For an Olympic champion sailor, Will Ryan makes a pretty good surfski paddler.
Although now, that may actually read the other way around.
“I go to places in my sailing boat now and look at the conditions and think, ‘Wow, I wish I had my ski.’”
Ryan will race on to the 2024 Paris Olympics, but he won’t be defending his title in the 470 class, which will become a mixed-teams event instead.
That change in schedule means he no longer has to be as conscious of his body weight – and that’s only a good thing for his paddling.
“I have a bit of time to get in the gym and hopefully get a bit bigger so I can hopefully keep up with my mates and hopefully beat them a bit more,” he laughs.
It also presents him with the freedom to enter a few surfski races.
“My mates have always put out the calendar dates and said they’d love to get over and do The Doctor and go to Hawaii.
“It’s something I’ve looked at for many, many years… whether that was just to sail across that water, or ultimately now, try and do it in a surfski.

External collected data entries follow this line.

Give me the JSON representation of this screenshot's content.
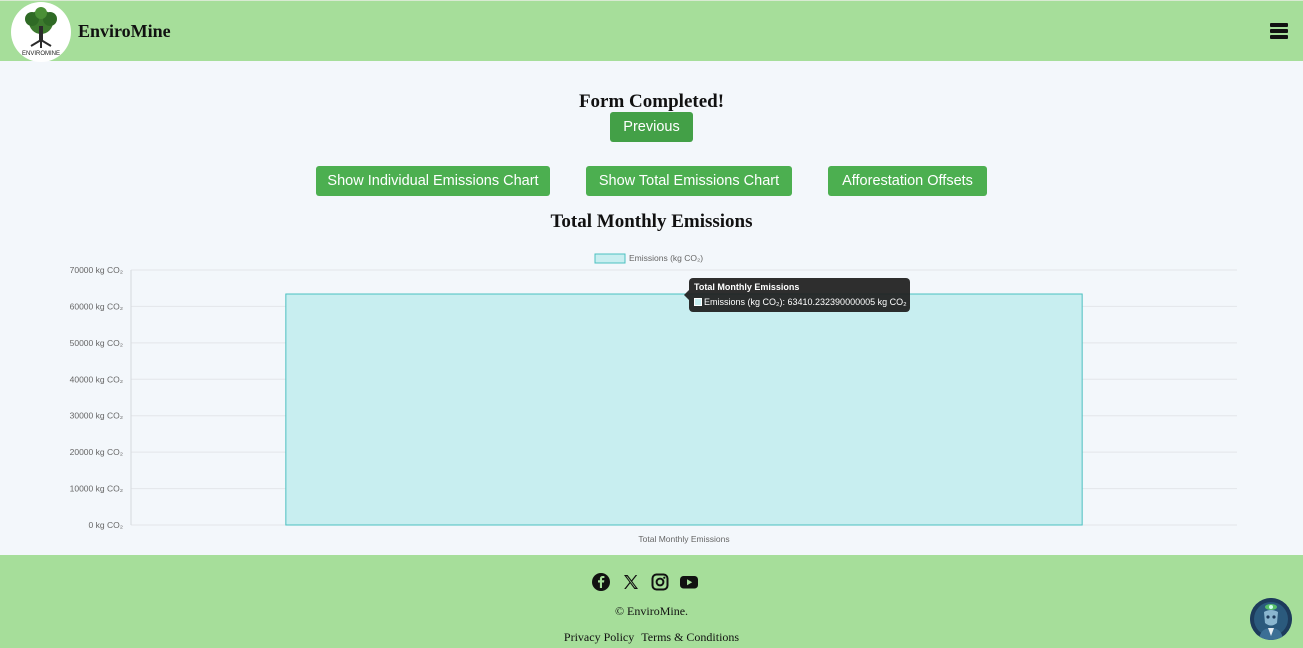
{
  "header": {
    "brand": "EnviroMine",
    "logo_text": "ENVIROMINE"
  },
  "main": {
    "form_title": "Form Completed!",
    "previous_label": "Previous",
    "buttons": {
      "individual": "Show Individual Emissions Chart",
      "total": "Show Total Emissions Chart",
      "afforestation": "Afforestation Offsets"
    },
    "chart_heading": "Total Monthly Emissions"
  },
  "chart_data": {
    "type": "bar",
    "categories": [
      "Total Monthly Emissions"
    ],
    "series": [
      {
        "name": "Emissions (kg CO₂)",
        "values": [
          63410.232390000005
        ]
      }
    ],
    "ylim": [
      0,
      70000
    ],
    "y_ticks": [
      "0 kg CO₂",
      "10000 kg CO₂",
      "20000 kg CO₂",
      "30000 kg CO₂",
      "40000 kg CO₂",
      "50000 kg CO₂",
      "60000 kg CO₂",
      "70000 kg CO₂"
    ],
    "grid": true,
    "legend": "top",
    "colors": {
      "fill": "#c8eef0",
      "stroke": "#4bc0c0"
    }
  },
  "tooltip": {
    "title": "Total Monthly Emissions",
    "row": "Emissions (kg CO₂): 63410.232390000005 kg CO₂"
  },
  "footer": {
    "social_icons": [
      "facebook-icon",
      "x-icon",
      "instagram-icon",
      "youtube-icon"
    ],
    "copyright": "© EnviroMine.",
    "links": {
      "privacy": "Privacy Policy",
      "terms": "Terms & Conditions"
    }
  },
  "colors": {
    "header_bg": "#a6de9a",
    "button_green": "#4caf50",
    "page_bg": "#f3f7fb"
  }
}
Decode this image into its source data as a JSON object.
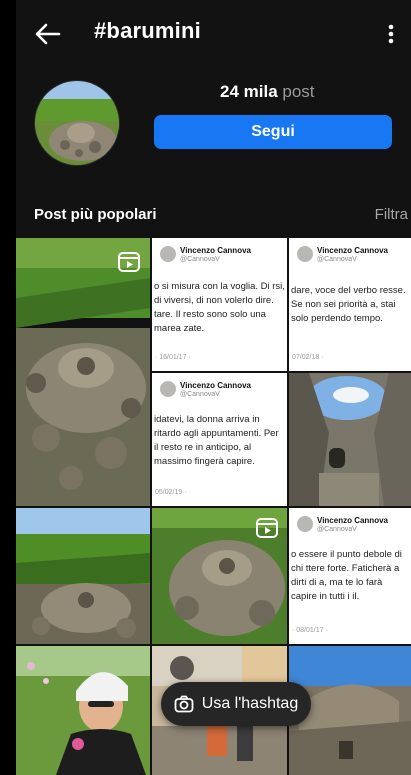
{
  "header": {
    "title": "#barumini"
  },
  "profile": {
    "post_count": "24 mila",
    "post_label": "post",
    "follow_label": "Segui"
  },
  "section": {
    "title": "Post più popolari",
    "filter_label": "Filtra"
  },
  "tweets": [
    {
      "name": "Vincenzo Cannova",
      "handle": "@CannovaV",
      "text": "o si misura con la voglia. Di rsi, di viversi, di non volerlo dire. tare. Il resto sono solo una marea zate.",
      "date": "· 16/01/17 ·"
    },
    {
      "name": "Vincenzo Cannova",
      "handle": "@CannovaV",
      "text": "dare, voce del verbo resse. Se non sei priorità a, stai solo perdendo tempo.",
      "date": "07/02/18 ·"
    },
    {
      "name": "Vincenzo Cannova",
      "handle": "@CannovaV",
      "text": "idatevi, la donna arriva in ritardo agli appuntamenti. Per il resto re in anticipo, al massimo fingerà capire.",
      "date": "05/02/19 ·"
    },
    {
      "name": "Vincenzo Cannova",
      "handle": "@CannovaV",
      "text": "o essere il punto debole di chi ttere forte. Faticherà a dirti di a, ma te lo farà capire in tutti i il.",
      "date": "· 08/01/17 ·"
    }
  ],
  "fab": {
    "label": "Usa l'hashtag"
  },
  "colors": {
    "accent": "#1877f2",
    "background": "#121212"
  }
}
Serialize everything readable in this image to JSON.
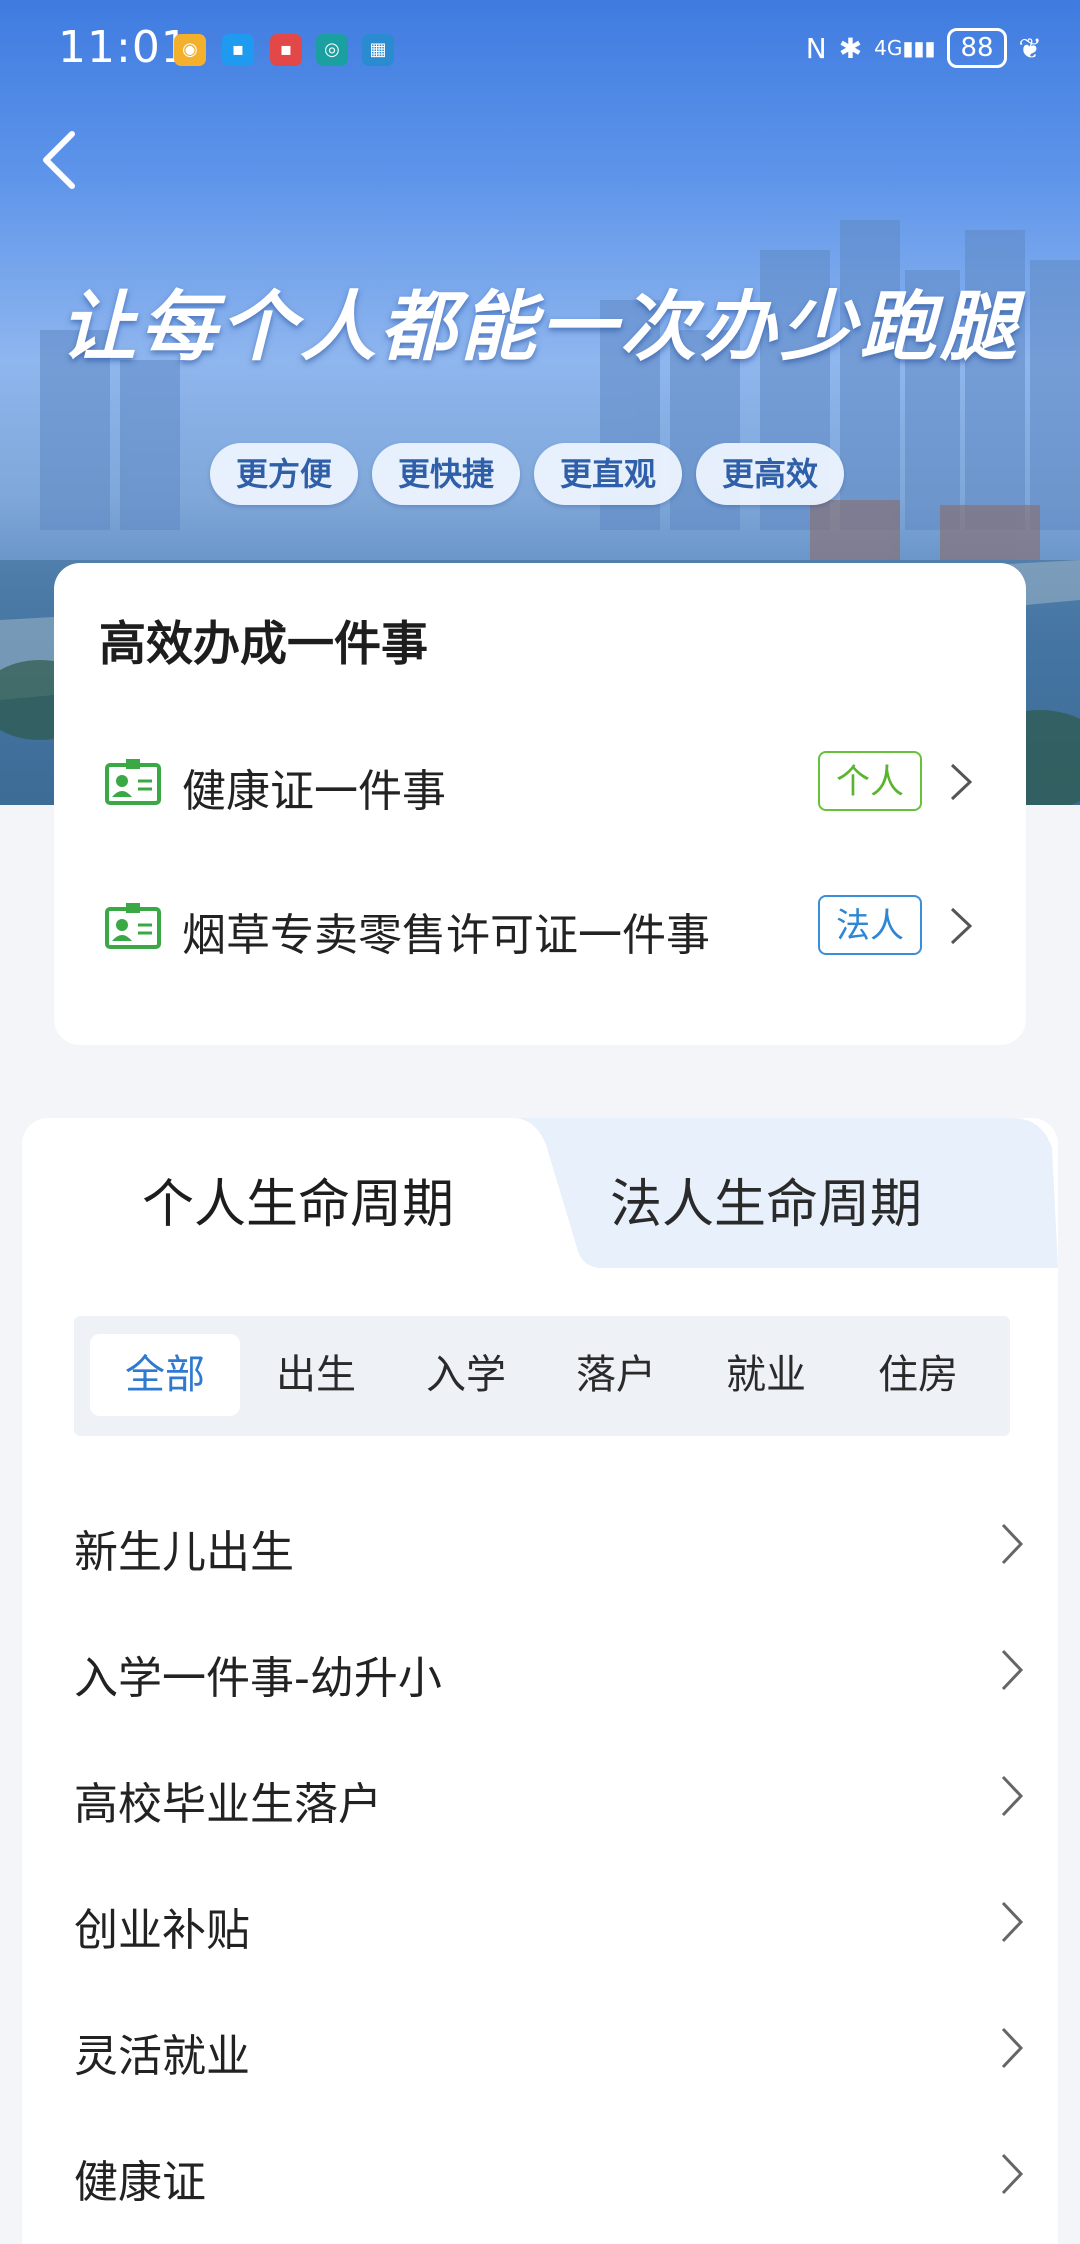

“Definitely long term, I’m really keen to get into some of those big races overseas.
And it’s likely he won’t be alone.
Like every passionate paddler, Will has been spreading the good word of paddling.
What started as a hobby to keep fit during downtime, surfski is now forming a key part his of life.
“My sister has been out there, my girlfriend has been out there and some of my other sailing mates are into skis now.”
“Everyone is buying them with the plan that we can paddle offshore together a bit more.
“It’s been great cross-training for sailing, but I’m just really enjoying the sport and its community… it’s been awesome.”